Hermione estava muda, os olhos fixos presos na imagem pareada à sua frente sem saber o que dizer. Seus sentimentos eram muito confusos. Um misto de frustração, tristeza e angústia. Como era possível que em tão pouco tempo seus valores pudessem mudar tanto. O relato de ter sido amada com tamanha intensidade conforme fora dito era um fato novo que trazia um imenso vazio, dadas as circunstâncias. A impossibilidade de viver esse amor em plenitude doía fundo em seu peito, e mais uma vez ela amaldiçoou aquela guerra estúpida. Sorveu o resto da cerveja amanteigada que estava em seu copo, ansiando, na verdade, por algo mais forte. Retornou seu foco para a mulher que também estava perdida em suas memórias. Se ao menos ela pudesse ter sabido antes... ela fora uma das últimas pessoas a vê-lo com vida e nem ao menos pudera lhe dizer adeus como ele merecia.

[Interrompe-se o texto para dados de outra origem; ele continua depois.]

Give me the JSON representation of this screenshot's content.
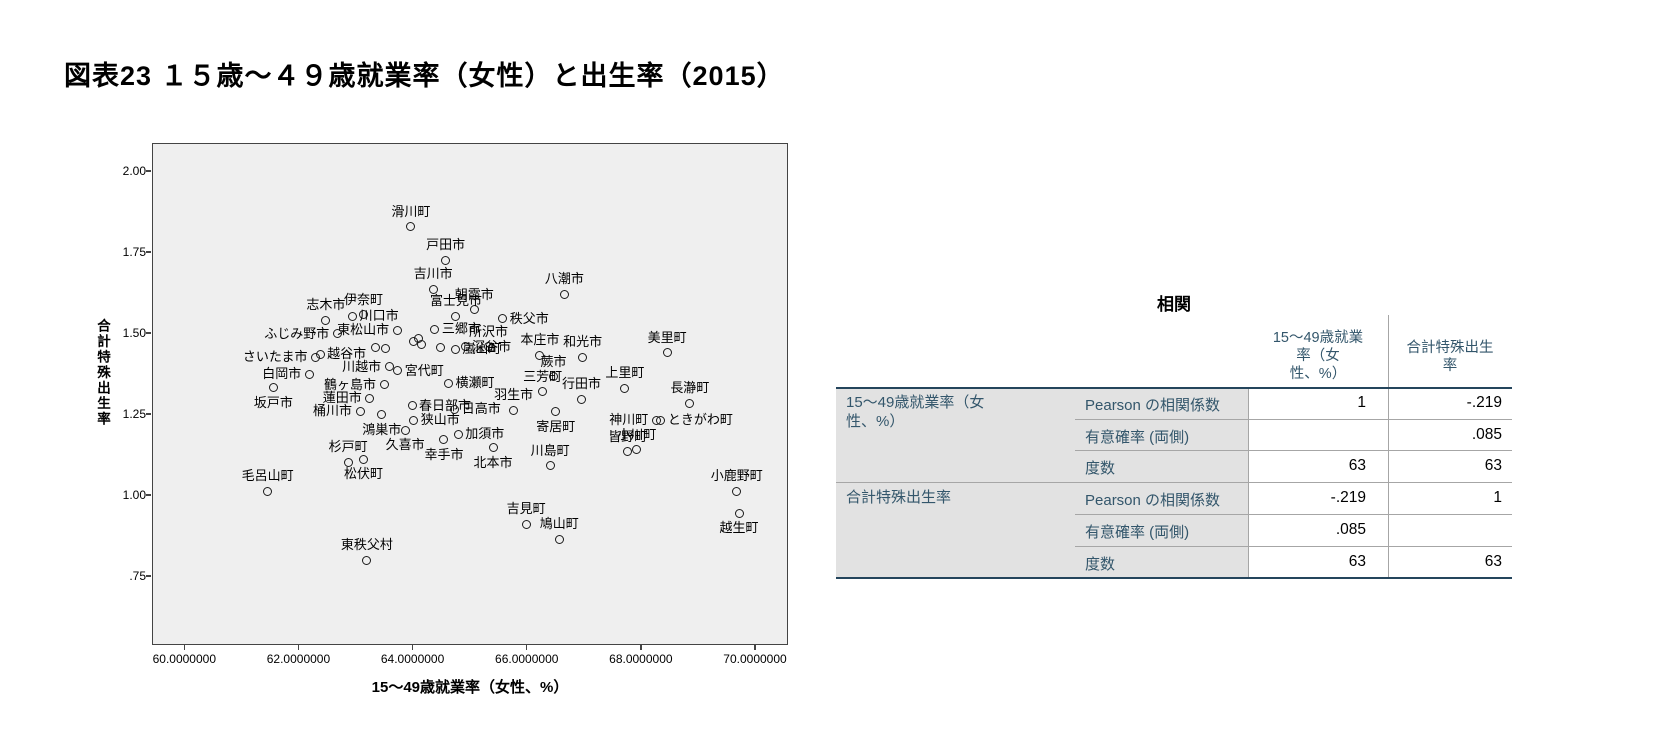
{
  "page": {
    "title": "図表23 １５歳～４９歳就業率（女性）と出生率（2015）"
  },
  "chart_data": {
    "type": "scatter",
    "title": "",
    "xlabel": "15～49歳就業率（女性、%）",
    "ylabel": "合計特殊出生率",
    "xlim": [
      59.43,
      70.58
    ],
    "ylim": [
      0.54,
      2.09
    ],
    "x_ticks": [
      {
        "value": 60,
        "label": "60.0000000"
      },
      {
        "value": 62,
        "label": "62.0000000"
      },
      {
        "value": 64,
        "label": "64.0000000"
      },
      {
        "value": 66,
        "label": "66.0000000"
      },
      {
        "value": 68,
        "label": "68.0000000"
      },
      {
        "value": 70,
        "label": "70.0000000"
      }
    ],
    "y_ticks": [
      {
        "value": 2.0,
        "label": "2.00"
      },
      {
        "value": 1.75,
        "label": "1.75"
      },
      {
        "value": 1.5,
        "label": "1.50"
      },
      {
        "value": 1.25,
        "label": "1.25"
      },
      {
        "value": 1.0,
        "label": "1.00"
      },
      {
        "value": 0.75,
        "label": ".75"
      }
    ],
    "grid": false,
    "legend": false,
    "points": [
      {
        "name": "滑川町",
        "x": 63.97,
        "y": 1.828,
        "label_pos": "above"
      },
      {
        "name": "戸田市",
        "x": 64.58,
        "y": 1.725,
        "label_pos": "above"
      },
      {
        "name": "吉川市",
        "x": 64.36,
        "y": 1.635,
        "label_pos": "above"
      },
      {
        "name": "八潮市",
        "x": 66.66,
        "y": 1.619,
        "label_pos": "above"
      },
      {
        "name": "伊奈町",
        "x": 63.14,
        "y": 1.556,
        "label_pos": "above"
      },
      {
        "name": "川口市",
        "x": 62.95,
        "y": 1.552,
        "label_pos": "right"
      },
      {
        "name": "志木市",
        "x": 62.48,
        "y": 1.54,
        "label_pos": "above"
      },
      {
        "name": "朝霞市",
        "x": 65.08,
        "y": 1.571,
        "label_pos": "above"
      },
      {
        "name": "富士見市",
        "x": 64.76,
        "y": 1.552,
        "label_pos": "above"
      },
      {
        "name": "秩父市",
        "x": 65.58,
        "y": 1.544,
        "label_pos": "right"
      },
      {
        "name": "三郷市",
        "x": 64.39,
        "y": 1.511,
        "label_pos": "right"
      },
      {
        "name": "東松山市",
        "x": 63.73,
        "y": 1.508,
        "label_pos": "left"
      },
      {
        "name": "所沢市",
        "x": 65.33,
        "y": 1.458,
        "label_pos": "above"
      },
      {
        "name": "深谷市",
        "x": 64.92,
        "y": 1.458,
        "label_pos": "right"
      },
      {
        "name": "本庄市",
        "x": 66.23,
        "y": 1.432,
        "label_pos": "above"
      },
      {
        "name": "和光市",
        "x": 66.98,
        "y": 1.425,
        "label_pos": "above"
      },
      {
        "name": "美里町",
        "x": 68.46,
        "y": 1.439,
        "label_pos": "above"
      },
      {
        "name": "さいたま市",
        "x": 62.3,
        "y": 1.425,
        "label_pos": "left"
      },
      {
        "name": "越谷市",
        "x": 62.38,
        "y": 1.435,
        "label_pos": "right"
      },
      {
        "name": "ふじみ野市",
        "x": 62.68,
        "y": 1.497,
        "label_pos": "left"
      },
      {
        "name": "嵐山町",
        "x": 64.75,
        "y": 1.45,
        "label_pos": "right"
      },
      {
        "name": "蕨市",
        "x": 66.47,
        "y": 1.365,
        "label_pos": "above"
      },
      {
        "name": "川越市",
        "x": 63.59,
        "y": 1.396,
        "label_pos": "left"
      },
      {
        "name": "宮代町",
        "x": 63.74,
        "y": 1.384,
        "label_pos": "right"
      },
      {
        "name": "三芳町",
        "x": 66.28,
        "y": 1.319,
        "label_pos": "above"
      },
      {
        "name": "横瀬町",
        "x": 64.63,
        "y": 1.345,
        "label_pos": "right"
      },
      {
        "name": "白岡市",
        "x": 62.19,
        "y": 1.372,
        "label_pos": "left"
      },
      {
        "name": "鶴ヶ島市",
        "x": 63.5,
        "y": 1.341,
        "label_pos": "left"
      },
      {
        "name": "行田市",
        "x": 66.96,
        "y": 1.296,
        "label_pos": "above"
      },
      {
        "name": "上里町",
        "x": 67.72,
        "y": 1.329,
        "label_pos": "above"
      },
      {
        "name": "坂戸市",
        "x": 61.56,
        "y": 1.331,
        "label_pos": "below"
      },
      {
        "name": "蓮田市",
        "x": 63.25,
        "y": 1.298,
        "label_pos": "left"
      },
      {
        "name": "春日部市",
        "x": 63.99,
        "y": 1.276,
        "label_pos": "right"
      },
      {
        "name": "羽生市",
        "x": 65.77,
        "y": 1.262,
        "label_pos": "above"
      },
      {
        "name": "長瀞町",
        "x": 68.86,
        "y": 1.283,
        "label_pos": "above"
      },
      {
        "name": "桶川市",
        "x": 63.08,
        "y": 1.259,
        "label_pos": "left"
      },
      {
        "name": "狭山市",
        "x": 64.02,
        "y": 1.231,
        "label_pos": "right"
      },
      {
        "name": "日高市",
        "x": 64.74,
        "y": 1.265,
        "label_pos": "right"
      },
      {
        "name": "寄居町",
        "x": 66.51,
        "y": 1.257,
        "label_pos": "below"
      },
      {
        "name": "神川町",
        "x": 68.27,
        "y": 1.231,
        "label_pos": "left"
      },
      {
        "name": "ときがわ町",
        "x": 68.35,
        "y": 1.23,
        "label_pos": "right"
      },
      {
        "name": "鴻巣市",
        "x": 63.46,
        "y": 1.247,
        "label_pos": "below"
      },
      {
        "name": "加須市",
        "x": 64.8,
        "y": 1.188,
        "label_pos": "right"
      },
      {
        "name": "皆野町",
        "x": 67.77,
        "y": 1.133,
        "label_pos": "above"
      },
      {
        "name": "小川町",
        "x": 67.93,
        "y": 1.139,
        "label_pos": "above"
      },
      {
        "name": "杉戸町",
        "x": 62.87,
        "y": 1.101,
        "label_pos": "above"
      },
      {
        "name": "久喜市",
        "x": 63.87,
        "y": 1.2,
        "label_pos": "below"
      },
      {
        "name": "幸手市",
        "x": 64.55,
        "y": 1.17,
        "label_pos": "below"
      },
      {
        "name": "北本市",
        "x": 65.41,
        "y": 1.146,
        "label_pos": "below"
      },
      {
        "name": "川島町",
        "x": 66.41,
        "y": 1.09,
        "label_pos": "above"
      },
      {
        "name": "松伏町",
        "x": 63.14,
        "y": 1.111,
        "label_pos": "below"
      },
      {
        "name": "毛呂山町",
        "x": 61.46,
        "y": 1.012,
        "label_pos": "above"
      },
      {
        "name": "小鹿野町",
        "x": 69.68,
        "y": 1.012,
        "label_pos": "above"
      },
      {
        "name": "吉見町",
        "x": 65.99,
        "y": 0.91,
        "label_pos": "above"
      },
      {
        "name": "越生町",
        "x": 69.72,
        "y": 0.944,
        "label_pos": "below"
      },
      {
        "name": "鳩山町",
        "x": 66.57,
        "y": 0.864,
        "label_pos": "above"
      },
      {
        "name": "東秩父村",
        "x": 63.2,
        "y": 0.799,
        "label_pos": "above"
      },
      {
        "name": "",
        "x": 63.35,
        "y": 1.455,
        "label_pos": "none"
      },
      {
        "name": "",
        "x": 63.53,
        "y": 1.452,
        "label_pos": "none"
      },
      {
        "name": "",
        "x": 64.01,
        "y": 1.475,
        "label_pos": "none"
      },
      {
        "name": "",
        "x": 64.11,
        "y": 1.482,
        "label_pos": "none"
      },
      {
        "name": "",
        "x": 64.16,
        "y": 1.465,
        "label_pos": "none"
      },
      {
        "name": "",
        "x": 64.49,
        "y": 1.455,
        "label_pos": "none"
      }
    ]
  },
  "table": {
    "title": "相関",
    "col_headers": [
      "15～49歳就業\n率（女\n性、%）",
      "合計特殊出生\n率"
    ],
    "groups": [
      {
        "label": "15～49歳就業率（女\n性、%）",
        "rows": [
          {
            "stat": "Pearson の相関係数",
            "v1": "1",
            "v2": "-.219"
          },
          {
            "stat": "有意確率 (両側)",
            "v1": "",
            "v2": ".085"
          },
          {
            "stat": "度数",
            "v1": "63",
            "v2": "63"
          }
        ]
      },
      {
        "label": "合計特殊出生率",
        "rows": [
          {
            "stat": "Pearson の相関係数",
            "v1": "-.219",
            "v2": "1"
          },
          {
            "stat": "有意確率 (両側)",
            "v1": ".085",
            "v2": ""
          },
          {
            "stat": "度数",
            "v1": "63",
            "v2": "63"
          }
        ]
      }
    ]
  },
  "colors": {
    "plot_bg": "#EFEFEF",
    "table_header_text": "#33566B",
    "table_gray_cell": "#E2E2E2",
    "table_thick_line": "#24455C",
    "table_thin_line": "#A6A6A6"
  }
}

Faltavam palavras para preencher aquele momento, e ela precisava partir. Talvez andar um pouco amenizasse tudo o que estava sentindo. Deu um sorriso para a bruxa e se levantou.
— Paige nem sei o que dizer sobre isso, seu sofrimento e tudo o mais. Mas agradeço por me contar, sinceramente.
Não guardava rancor dela. Eram cúmplices na perda, teria que aprender a lidar com isso. Sabia que voltaria a falar com ela, mas não agora. Neste exato momento só existia um local no mundo onde ela gostaria de estar, e era para onde ela iria. O túmulo de granito verde em Hogwarts receberia uma visita.